La décision de la Cour suprême du Royaume-Uni dans l'affaire Miller[1] a mis fin à un important débat sur la question de savoir qui, en vertu du droit constitutionnel britannique, avait le pouvoir d'émettre l'avis prévu à l'article 50 du traité sur l'Union européenne[2], qui amorcerait officiellement le retrait du Royaume-Uni de l'Union européenne. Étant donné que cet avis déclencherait une cascade d'événements qui conduiraient à des changements radicaux de la législation britannique et, en fin de compte, au retrait de l'Union européenne, il n'est pas surprenant que le tribunal ait conclu que seul le Parlement britannique par le biais de la législation, et non l'exécutif par le biais d'une prérogative, pouvait autoriser l'émission de l'avis au titre de l'article 50. Deux mois plus tard, le gouvernement May a réussi à faire adopter à la hâte un projet de loi par les deux chambres du Parlement afin de conférer cette autorité, et la semaine dernière, la Première ministre May a déclenché l'article 50 par sa lettre au président du Conseil européen Donald Tusk.

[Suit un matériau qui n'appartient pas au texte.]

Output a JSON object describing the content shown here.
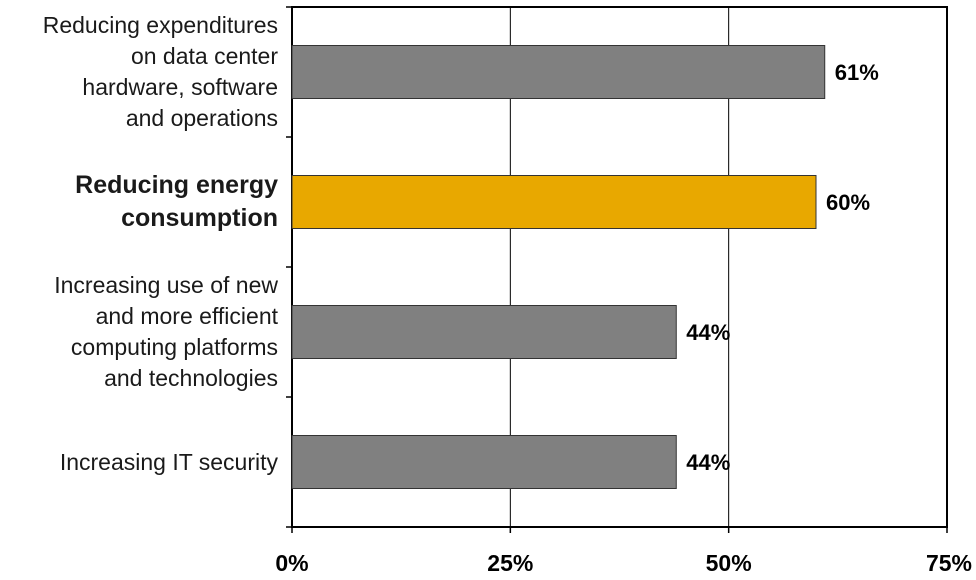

Alors que Mme May se précipite tête baissée vers le bord de la falaise du Brexit, il est poignant de noter que le tribunal n'a pas décidé, mais a considéré comme un " terrain d'entente " entre les parties, que le préavis de l'article 50 n'était pas révocable[3]. On peut supposer qu'il y aura d'autres débats sur cette question à l'avenir si les négociations tournent mal et si la population britannique, dégrisée, change d'avis. En attendant, il est utile d'examiner ce que le constitutionnalisme canadien peut offrir pour éclairer les défis de la négociation d'une rupture aussi importante.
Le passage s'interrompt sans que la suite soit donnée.